# ABR (Australian Business Register) Data Exploration

This notebook explores the ABR XML bulk extract data.

## Contents
1. Understanding ABR Data Structure
2. Loading and Parsing XML
3. Data Quality Analysis
4. Entity Distribution


In [None]:
# Import libraries
import sys
sys.path.insert(0, '..')

import pandas as pd
import matplotlib.pyplot as plt
from pathlib import Path

# Import our custom modules
from src.ingest.parse_abr import ABRParser, parse_abr_to_dataframe
from src.ingest.download_abr import create_sample_abr_data

print("Libraries imported successfully!")

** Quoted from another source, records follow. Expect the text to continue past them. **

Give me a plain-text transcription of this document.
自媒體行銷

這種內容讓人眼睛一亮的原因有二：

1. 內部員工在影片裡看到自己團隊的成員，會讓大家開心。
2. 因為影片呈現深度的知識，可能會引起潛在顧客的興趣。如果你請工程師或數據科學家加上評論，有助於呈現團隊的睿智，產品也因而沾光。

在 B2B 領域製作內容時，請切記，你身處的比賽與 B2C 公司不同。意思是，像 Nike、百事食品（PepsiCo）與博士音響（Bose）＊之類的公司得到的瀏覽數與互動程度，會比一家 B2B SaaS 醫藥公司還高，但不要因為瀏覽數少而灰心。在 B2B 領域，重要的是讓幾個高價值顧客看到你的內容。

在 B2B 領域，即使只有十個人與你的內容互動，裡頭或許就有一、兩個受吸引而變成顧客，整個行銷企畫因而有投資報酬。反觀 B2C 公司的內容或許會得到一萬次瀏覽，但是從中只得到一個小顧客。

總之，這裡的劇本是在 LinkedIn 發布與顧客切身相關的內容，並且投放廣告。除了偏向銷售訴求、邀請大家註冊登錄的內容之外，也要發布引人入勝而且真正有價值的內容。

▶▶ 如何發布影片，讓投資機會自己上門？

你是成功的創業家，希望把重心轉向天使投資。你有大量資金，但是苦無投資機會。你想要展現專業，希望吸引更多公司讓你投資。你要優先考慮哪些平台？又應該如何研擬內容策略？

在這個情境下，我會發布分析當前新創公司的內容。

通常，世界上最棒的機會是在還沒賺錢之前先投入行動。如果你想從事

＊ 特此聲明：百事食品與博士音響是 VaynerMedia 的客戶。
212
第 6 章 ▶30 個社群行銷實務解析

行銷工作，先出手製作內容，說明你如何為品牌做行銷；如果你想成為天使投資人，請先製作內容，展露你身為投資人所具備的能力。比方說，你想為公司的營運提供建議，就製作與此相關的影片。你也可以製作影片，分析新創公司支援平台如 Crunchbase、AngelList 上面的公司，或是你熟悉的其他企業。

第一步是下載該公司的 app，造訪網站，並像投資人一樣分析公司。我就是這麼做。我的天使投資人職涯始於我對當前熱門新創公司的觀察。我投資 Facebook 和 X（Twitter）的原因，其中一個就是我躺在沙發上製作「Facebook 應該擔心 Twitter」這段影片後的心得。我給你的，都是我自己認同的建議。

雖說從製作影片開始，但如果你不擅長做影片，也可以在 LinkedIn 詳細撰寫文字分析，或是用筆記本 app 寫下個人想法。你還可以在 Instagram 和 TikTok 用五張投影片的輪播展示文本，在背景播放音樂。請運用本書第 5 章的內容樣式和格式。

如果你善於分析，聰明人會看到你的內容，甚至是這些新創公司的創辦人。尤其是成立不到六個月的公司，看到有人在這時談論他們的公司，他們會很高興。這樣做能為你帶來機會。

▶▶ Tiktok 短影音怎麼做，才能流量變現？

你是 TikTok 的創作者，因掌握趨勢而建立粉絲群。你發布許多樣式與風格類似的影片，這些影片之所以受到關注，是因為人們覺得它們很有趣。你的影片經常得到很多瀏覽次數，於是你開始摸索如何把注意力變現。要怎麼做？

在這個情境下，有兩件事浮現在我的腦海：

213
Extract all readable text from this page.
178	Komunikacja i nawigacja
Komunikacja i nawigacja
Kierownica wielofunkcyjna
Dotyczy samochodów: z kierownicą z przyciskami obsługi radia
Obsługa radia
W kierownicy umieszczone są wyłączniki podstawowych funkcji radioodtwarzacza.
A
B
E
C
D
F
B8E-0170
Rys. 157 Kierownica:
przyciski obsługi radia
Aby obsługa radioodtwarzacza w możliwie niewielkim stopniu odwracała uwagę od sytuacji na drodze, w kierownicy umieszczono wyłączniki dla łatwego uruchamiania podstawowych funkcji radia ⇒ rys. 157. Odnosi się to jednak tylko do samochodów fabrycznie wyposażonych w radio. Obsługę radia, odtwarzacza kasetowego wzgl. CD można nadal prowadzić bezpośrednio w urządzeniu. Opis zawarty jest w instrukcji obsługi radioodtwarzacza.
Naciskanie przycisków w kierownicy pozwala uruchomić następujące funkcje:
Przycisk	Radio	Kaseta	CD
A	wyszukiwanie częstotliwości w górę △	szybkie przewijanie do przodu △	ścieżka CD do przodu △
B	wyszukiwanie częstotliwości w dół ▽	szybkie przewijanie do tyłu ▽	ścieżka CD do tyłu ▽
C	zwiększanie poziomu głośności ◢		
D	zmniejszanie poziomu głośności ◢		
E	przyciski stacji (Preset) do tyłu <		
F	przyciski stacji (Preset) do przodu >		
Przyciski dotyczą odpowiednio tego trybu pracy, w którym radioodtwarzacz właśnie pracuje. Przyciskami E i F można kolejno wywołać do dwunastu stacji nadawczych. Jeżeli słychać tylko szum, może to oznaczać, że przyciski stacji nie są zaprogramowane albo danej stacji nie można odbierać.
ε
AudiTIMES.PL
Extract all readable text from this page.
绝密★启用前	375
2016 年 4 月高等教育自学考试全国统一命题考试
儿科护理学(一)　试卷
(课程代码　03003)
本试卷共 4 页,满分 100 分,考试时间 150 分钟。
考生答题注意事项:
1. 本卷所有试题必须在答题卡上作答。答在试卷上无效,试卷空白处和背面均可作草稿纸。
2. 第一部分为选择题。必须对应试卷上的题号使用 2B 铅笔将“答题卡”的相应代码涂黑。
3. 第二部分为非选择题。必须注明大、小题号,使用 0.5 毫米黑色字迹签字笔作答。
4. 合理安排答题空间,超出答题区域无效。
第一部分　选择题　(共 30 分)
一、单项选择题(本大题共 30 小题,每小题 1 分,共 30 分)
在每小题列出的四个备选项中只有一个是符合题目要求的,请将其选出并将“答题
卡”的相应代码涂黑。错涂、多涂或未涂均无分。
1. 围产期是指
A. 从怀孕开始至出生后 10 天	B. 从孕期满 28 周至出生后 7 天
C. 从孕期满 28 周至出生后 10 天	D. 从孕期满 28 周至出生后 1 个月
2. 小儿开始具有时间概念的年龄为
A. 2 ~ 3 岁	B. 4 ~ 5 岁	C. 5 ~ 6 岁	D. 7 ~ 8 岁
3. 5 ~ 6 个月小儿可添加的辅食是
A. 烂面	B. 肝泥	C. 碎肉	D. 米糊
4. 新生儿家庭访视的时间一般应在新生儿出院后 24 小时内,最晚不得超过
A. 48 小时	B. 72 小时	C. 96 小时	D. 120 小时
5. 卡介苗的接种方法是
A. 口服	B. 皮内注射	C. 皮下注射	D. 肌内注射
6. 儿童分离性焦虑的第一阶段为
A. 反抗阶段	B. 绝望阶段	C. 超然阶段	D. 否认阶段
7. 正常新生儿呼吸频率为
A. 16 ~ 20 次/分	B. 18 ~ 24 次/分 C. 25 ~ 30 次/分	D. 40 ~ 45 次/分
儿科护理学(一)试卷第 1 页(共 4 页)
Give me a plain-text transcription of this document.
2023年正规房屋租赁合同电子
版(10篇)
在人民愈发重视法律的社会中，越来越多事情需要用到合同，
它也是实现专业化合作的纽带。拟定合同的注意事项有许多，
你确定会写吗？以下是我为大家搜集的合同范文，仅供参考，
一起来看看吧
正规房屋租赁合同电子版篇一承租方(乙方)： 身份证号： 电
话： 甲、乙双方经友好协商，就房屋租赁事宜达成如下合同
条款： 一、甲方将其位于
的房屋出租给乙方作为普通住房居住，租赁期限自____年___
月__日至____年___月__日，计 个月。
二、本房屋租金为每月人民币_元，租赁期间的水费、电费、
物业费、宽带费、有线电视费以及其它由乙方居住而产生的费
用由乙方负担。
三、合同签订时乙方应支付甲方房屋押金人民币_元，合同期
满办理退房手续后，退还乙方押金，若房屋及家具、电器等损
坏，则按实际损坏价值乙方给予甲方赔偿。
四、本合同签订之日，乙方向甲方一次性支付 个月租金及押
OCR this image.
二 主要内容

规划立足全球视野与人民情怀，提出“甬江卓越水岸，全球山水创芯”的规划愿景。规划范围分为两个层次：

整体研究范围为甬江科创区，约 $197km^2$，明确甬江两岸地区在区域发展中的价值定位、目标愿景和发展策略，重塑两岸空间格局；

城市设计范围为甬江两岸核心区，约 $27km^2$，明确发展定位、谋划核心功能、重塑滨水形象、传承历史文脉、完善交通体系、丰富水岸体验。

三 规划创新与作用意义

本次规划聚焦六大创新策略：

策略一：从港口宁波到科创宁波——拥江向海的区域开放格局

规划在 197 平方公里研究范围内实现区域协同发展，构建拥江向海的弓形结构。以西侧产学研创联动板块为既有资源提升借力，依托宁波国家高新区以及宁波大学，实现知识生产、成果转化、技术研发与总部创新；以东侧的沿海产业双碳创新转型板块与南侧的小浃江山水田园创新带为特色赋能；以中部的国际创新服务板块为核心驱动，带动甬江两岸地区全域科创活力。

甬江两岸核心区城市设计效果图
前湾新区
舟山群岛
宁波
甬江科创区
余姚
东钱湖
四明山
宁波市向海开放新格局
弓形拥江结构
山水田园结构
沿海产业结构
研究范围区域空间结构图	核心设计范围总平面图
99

## 2. Create Sample ABR Data


In [None]:
# Create sample ABR data file
sample_file = create_sample_abr_data(
    output_path="../data/raw/abr/sample_abr.xml",
    num_records=100
)
print(f"Created sample file: {sample_file}")

# Parse the sample file
df = parse_abr_to_dataframe(sample_file, max_records=100)
print(f"\nLoaded {len(df)} ABR records")
print(f"Columns: {list(df.columns)}")
df.head()


## 3. Data Quality Analysis


In [None]:
# Check data quality
print("Missing Values:")
print(df.isnull().sum())

print("\nEntity Status Distribution:")
print(df['entity_status'].value_counts())

print("\nState Distribution:")
print(df['state'].value_counts())